La plupart des animaux marins invertébrés des fonds marins, tels que les éponges, les coraux, les vers et les huîtres, produisent de minuscules larves qui nagent dans l’océan avant de se fixer au fond marin et de se transformer en juvéniles. Une nouvelle étude publiée dans le Actes de l’Académie nationale des sciences (PNAS) et dirigé par l’Université d’Hawai’i (UH) à Mānoa, des chercheurs ont révélé qu’une grande molécule complexe, appelée lipopolysaccharide, produite par des bactéries est responsable de l’induction des larves de vers tubicoles marins, Hydroides elegans, à s’installer sur le fond marin et à commencer les processus complexes de la métamorphose.
« Il s’agit d’une étape majeure dans la compréhension des facteurs qui déterminent où les larves d’invertébrés vivant au fond s’installent et se métamorphosent », a déclaré Michael Hadfield, auteur principal de l’article et professeur émérite à l’UH Mānoa School of Ocean and Earth Science and Technology. « C’est la clé pour comprendre comment les communautés benthiques s’établissent et se maintiennent sur toutes les surfaces sous l’eau salée, c’est-à-dire sur 71% de la surface de la Terre. »
La plupart des larves d’invertébrés sont capables de rester au stade larvaire pendant de longues périodes jusqu’à ce qu’elles trouvent un bon endroit. Dans l’étude, dirigée par Marnie Freckelton, chercheuse postdoctorale au Kewalo Marine Lab, une unité du Pacific Biosciences Research Center (PBRC) du SOEST, l’équipe de recherche a posé la question suivante : comment les « bons endroits » indiquent-ils aux larves de s’installer et se métamorphoser?
La métamorphose est un changement profond dans la forme de l’animal – d’une petite larve nageuse à un animal avec une anatomie très différente ancré au fond marin. Bien que les chercheurs sachent que les biofilms, de fines couches composées de bactéries, de diatomées et de petites algues qui recouvrent les surfaces submergées, induisent la métamorphose d’un large éventail de larves d’invertébrés marins, le mécanisme d’induction reste mal compris.

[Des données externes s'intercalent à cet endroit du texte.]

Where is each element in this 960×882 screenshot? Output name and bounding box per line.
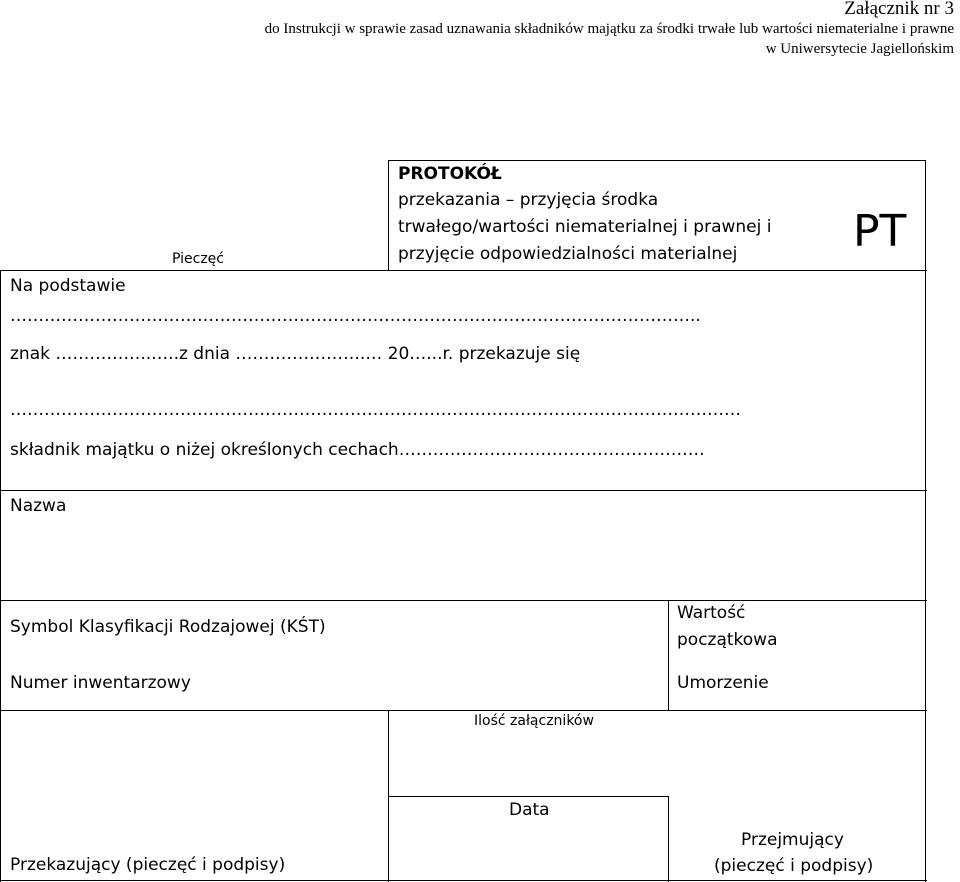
value-column-divider [668, 600, 669, 710]
protocol-line-1: przekazania – przyjęcia środka [398, 190, 659, 210]
initial-value-label-line-1: Wartość [677, 603, 746, 623]
initial-value-label-line-2: początkowa [677, 630, 778, 650]
signatures-right-divider [668, 796, 669, 882]
recipient-dots: ………………………………………………………………………………………………………………… [10, 400, 741, 420]
kst-section-top-border [0, 600, 927, 601]
form-bottom-border [0, 880, 927, 881]
protocol-line-2: trwałego/wartości niematerialnej i prawnej i [398, 217, 772, 237]
protocol-box-left-border [388, 160, 389, 270]
form-left-border [0, 270, 1, 882]
name-section-top-border [0, 490, 927, 491]
asset-characteristics-line: składnik majątku o niżej określonych cechach……………………………………………… [10, 440, 705, 460]
protocol-line-3: przyjęcie odpowiedzialności materialnej [398, 244, 738, 264]
sign-date-line: znak ……………..…..z dnia …………………..… 20…...r. przekazuje się [10, 344, 581, 364]
university-name: w Uniwersytecie Jagiellońskim [765, 41, 954, 57]
signatures-section-top-border [0, 710, 927, 711]
protocol-title: PROTOKÓŁ [398, 164, 502, 184]
receiving-signature-label-line-2: (pieczęć i podpisy) [714, 856, 874, 876]
handing-over-signature-label: Przekazujący (pieczęć i podpisy) [10, 855, 286, 875]
depreciation-label: Umorzenie [677, 673, 769, 693]
annex-number: Załącznik nr 3 [844, 0, 954, 19]
stamp-label: Pieczęć [172, 251, 224, 267]
name-field-label: Nazwa [10, 496, 67, 516]
kst-symbol-label: Symbol Klasyfikacji Rodzajowej (KŚT) [10, 617, 326, 637]
protocol-code: PT [853, 206, 907, 257]
protocol-box-top-border [388, 160, 926, 161]
date-top-border [388, 796, 669, 797]
receiving-signature-label-line-1: Przejmujący [741, 830, 844, 850]
form-right-border [925, 160, 926, 882]
basis-dots: ………………………………………………………………………………………………………….. [10, 306, 701, 326]
instruction-reference: do Instrukcji w sprawie zasad uznawania składników majątku za środki trwałe lub wartości niematerialne i prawne [264, 21, 954, 37]
inventory-number-label: Numer inwentarzowy [10, 673, 191, 693]
attachments-count-label: Ilość załączników [474, 713, 594, 729]
basis-label: Na podstawie [10, 276, 126, 296]
section-divider-top [0, 270, 927, 271]
date-label: Data [509, 800, 550, 820]
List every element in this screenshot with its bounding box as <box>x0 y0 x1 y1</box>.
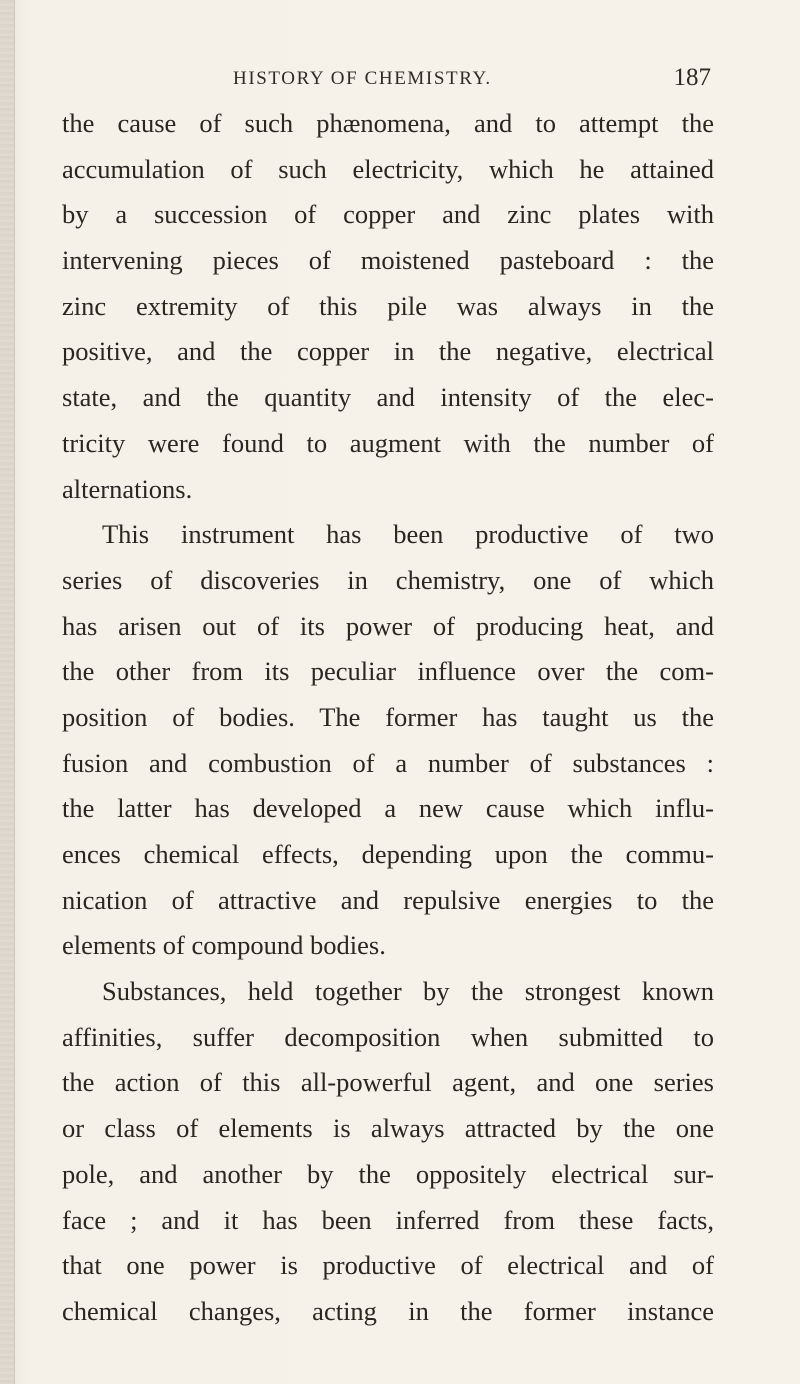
text-line: state, and the quantity and intensity of the elec- <box>62 382 714 413</box>
text-line: fusion and combustion of a number of substances : <box>62 747 714 778</box>
page-number: 187 <box>673 64 711 91</box>
text-line: by a succession of copper and zinc plates with <box>62 199 714 230</box>
text-line: zinc extremity of this pile was always in the <box>62 290 714 321</box>
page-header <box>233 64 711 94</box>
text-line: positive, and the copper in the negative, electrical <box>62 336 714 367</box>
text-line: that one power is productive of electrical and of <box>62 1250 714 1281</box>
text-line: has arisen out of its power of producing heat, and <box>62 610 714 641</box>
text-line: the action of this all-powerful agent, and one series <box>62 1067 714 1098</box>
text-line: pole, and another by the oppositely electrical sur- <box>62 1158 714 1189</box>
text-line: the cause of such phænomena, and to attempt the <box>62 108 714 138</box>
text-line: or class of elements is always attracted by the one <box>62 1113 714 1144</box>
paragraph-start-line: This instrument has been productive of two <box>102 519 714 550</box>
text-line: series of discoveries in chemistry, one of which <box>62 564 714 595</box>
text-line: intervening pieces of moistened pasteboard : the <box>62 245 714 276</box>
text-line: affinities, suffer decomposition when submitted to <box>62 1021 714 1052</box>
paragraph-start-line: Substances, held together by the strongest known <box>102 976 714 1007</box>
text-line: the latter has developed a new cause which influ- <box>62 793 714 824</box>
text-line: ences chemical effects, depending upon the commu- <box>62 839 714 869</box>
text-line: chemical changes, acting in the former instance <box>62 1295 714 1326</box>
paragraph-end-line: alternations. <box>62 473 193 504</box>
text-line: the other from its peculiar influence over the com- <box>62 656 714 687</box>
running-head: HISTORY OF CHEMISTRY. <box>233 68 492 89</box>
text-line: accumulation of such electricity, which he attained <box>62 153 714 184</box>
paragraph-end-line: elements of compound bodies. <box>62 930 386 961</box>
body-text <box>62 101 714 1335</box>
page-gutter-edge <box>0 0 15 1384</box>
text-line: position of bodies. The former has taught us the <box>62 701 714 732</box>
text-line: nication of attractive and repulsive energies to the <box>62 884 714 915</box>
text-line: tricity were found to augment with the number of <box>62 427 714 458</box>
text-line: face ; and it has been inferred from these facts, <box>62 1204 714 1235</box>
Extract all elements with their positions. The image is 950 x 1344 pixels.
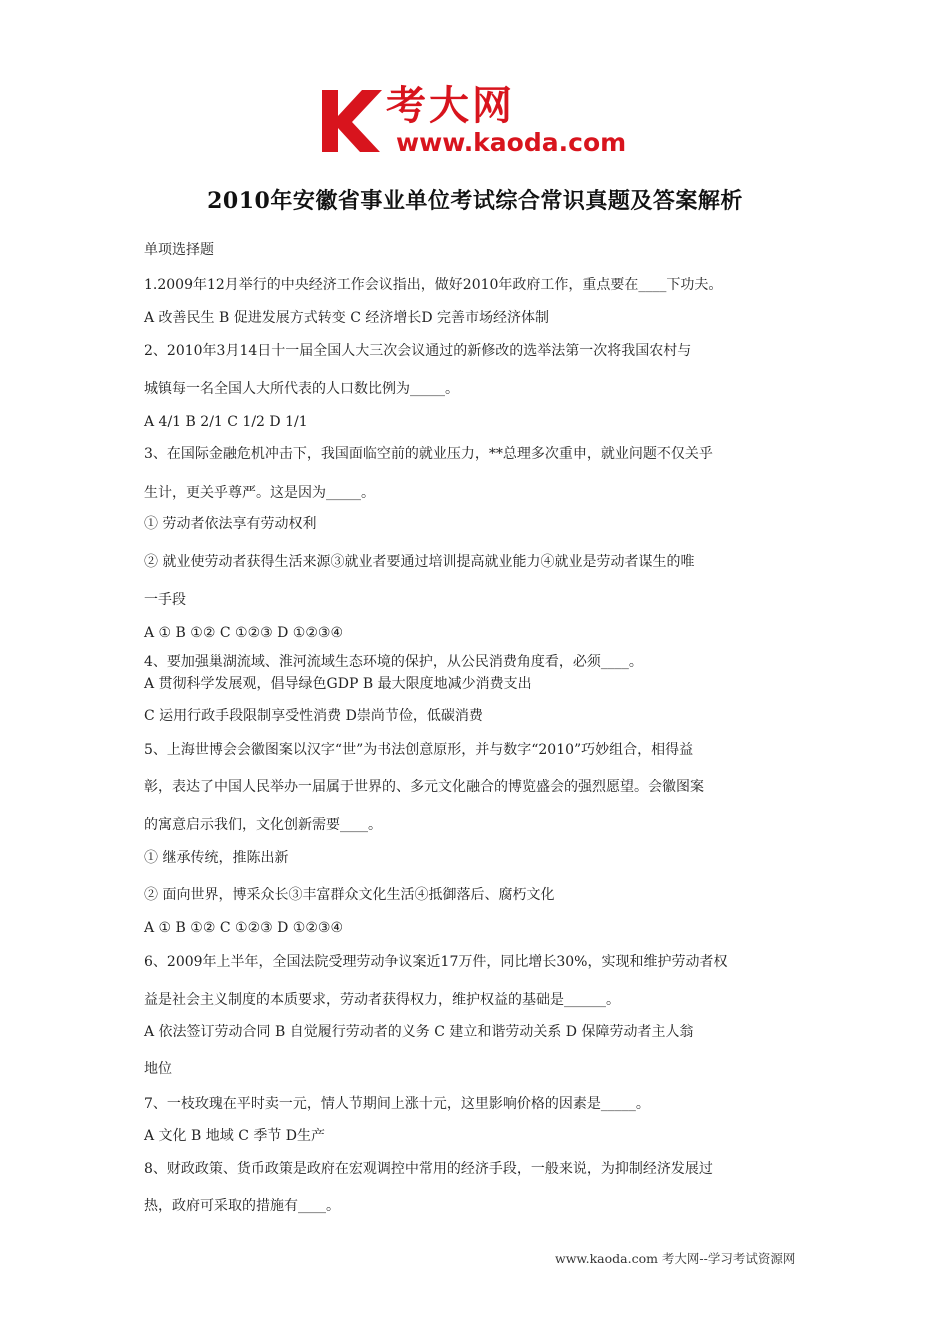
question-5-line-3: 的寓意启示我们，文化创新需要____。	[144, 817, 382, 833]
question-7: 7、一枝玫瑰在平时卖一元，情人节期间上涨十元，这里影响价格的因素是_____。	[144, 1096, 650, 1112]
question-4-options-cd: C 运用行政手段限制享受性消费 D崇尚节俭，低碳消费	[144, 708, 483, 724]
kaoda-logo	[318, 82, 638, 164]
question-3-item-2-cont: 一手段	[144, 592, 186, 608]
question-3-item-2: ② 就业使劳动者获得生活来源③就业者要通过培训提高就业能力④就业是劳动者谋生的唯	[144, 554, 695, 570]
section-heading: 单项选择题	[144, 242, 214, 258]
logo-k-mark	[318, 82, 390, 158]
question-6-line-2: 益是社会主义制度的本质要求，劳动者获得权力，维护权益的基础是______。	[144, 992, 620, 1008]
logo-url-text: www.kaoda.com	[396, 128, 627, 157]
question-6-options-cont: 地位	[144, 1061, 172, 1077]
question-4-options-ab: A 贯彻科学发展观，倡导绿色GDP B 最大限度地减少消费支出	[144, 676, 532, 692]
question-3-item-1: ① 劳动者依法享有劳动权利	[144, 516, 317, 532]
question-5-line-2: 彰，表达了中国人民举办一届属于世界的、多元文化融合的博览盛会的强烈愿望。会徽图案	[144, 779, 704, 795]
question-3-line-1: 3、在国际金融危机冲击下，我国面临空前的就业压力，**总理多次重申，就业问题不仅关乎	[144, 446, 713, 462]
question-1: 1.2009年12月举行的中央经济工作会议指出，做好2010年政府工作，重点要在____下功夫。	[144, 277, 723, 293]
question-5-line-1: 5、上海世博会会徽图案以汉字“世”为书法创意原形，并与数字“2010”巧妙组合，相得益	[144, 742, 694, 758]
question-5-item-1: ① 继承传统，推陈出新	[144, 850, 289, 866]
question-2-line-2: 城镇每一名全国人大所代表的人口数比例为_____。	[144, 381, 459, 397]
question-1-options: A 改善民生 B 促进发展方式转变 C 经济增长D 完善市场经济体制	[144, 310, 550, 326]
question-3-line-2: 生计，更关乎尊严。这是因为_____。	[144, 485, 375, 501]
question-5-item-2: ② 面向世界，博采众长③丰富群众文化生活④抵御落后、腐朽文化	[144, 887, 555, 903]
question-8-line-2: 热，政府可采取的措施有____。	[144, 1198, 340, 1214]
question-3-options: A ① B ①② C ①②③ D ①②③④	[144, 625, 343, 641]
question-6-options: A 依法签订劳动合同 B 自觉履行劳动者的义务 C 建立和谐劳动关系 D 保障劳动者主人翁	[144, 1024, 694, 1040]
question-5-options: A ① B ①② C ①②③ D ①②③④	[144, 920, 343, 936]
question-7-options: A 文化 B 地域 C 季节 D生产	[144, 1128, 326, 1144]
question-6-line-1: 6、2009年上半年，全国法院受理劳动争议案近17万件，同比增长30%，实现和维护劳动者权	[144, 954, 728, 970]
logo-chinese-text: 考大网	[386, 83, 515, 129]
page-footer: www.kaoda.com 考大网--学习考试资源网	[555, 1251, 796, 1266]
question-2-options: A 4/1 B 2/1 C 1/2 D 1/1	[144, 414, 308, 430]
page-title: 2010年安徽省事业单位考试综合常识真题及答案解析	[207, 188, 743, 214]
question-8-line-1: 8、财政政策、货币政策是政府在宏观调控中常用的经济手段，一般来说，为抑制经济发展过	[144, 1161, 713, 1177]
question-4: 4、要加强巢湖流域、淮河流域生态环境的保护，从公民消费角度看，必须____。	[144, 654, 643, 670]
question-2-line-1: 2、2010年3月14日十一届全国人大三次会议通过的新修改的选举法第一次将我国农村与	[144, 343, 692, 359]
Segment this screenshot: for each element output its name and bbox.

Lors d’expériences en laboratoire avec des larves de vers tubicoles, l’équipe a découvert qu’elles ne s’installeraient pas sur des surfaces propres. Ils avaient besoin d’un signal provenant d’un biofilm de surface.
« L’équipe a isolé une seule espèce bactérienne, Cellulophaga lytica, qui pourrait, une fois formée en biofilm de surface, induire les larves de vers à s’installer, puis nous avons demandé : qu’en est-il de cette bactérie particulière qui provoque l’installation et la métamorphose des larves ? » dit Freckelton.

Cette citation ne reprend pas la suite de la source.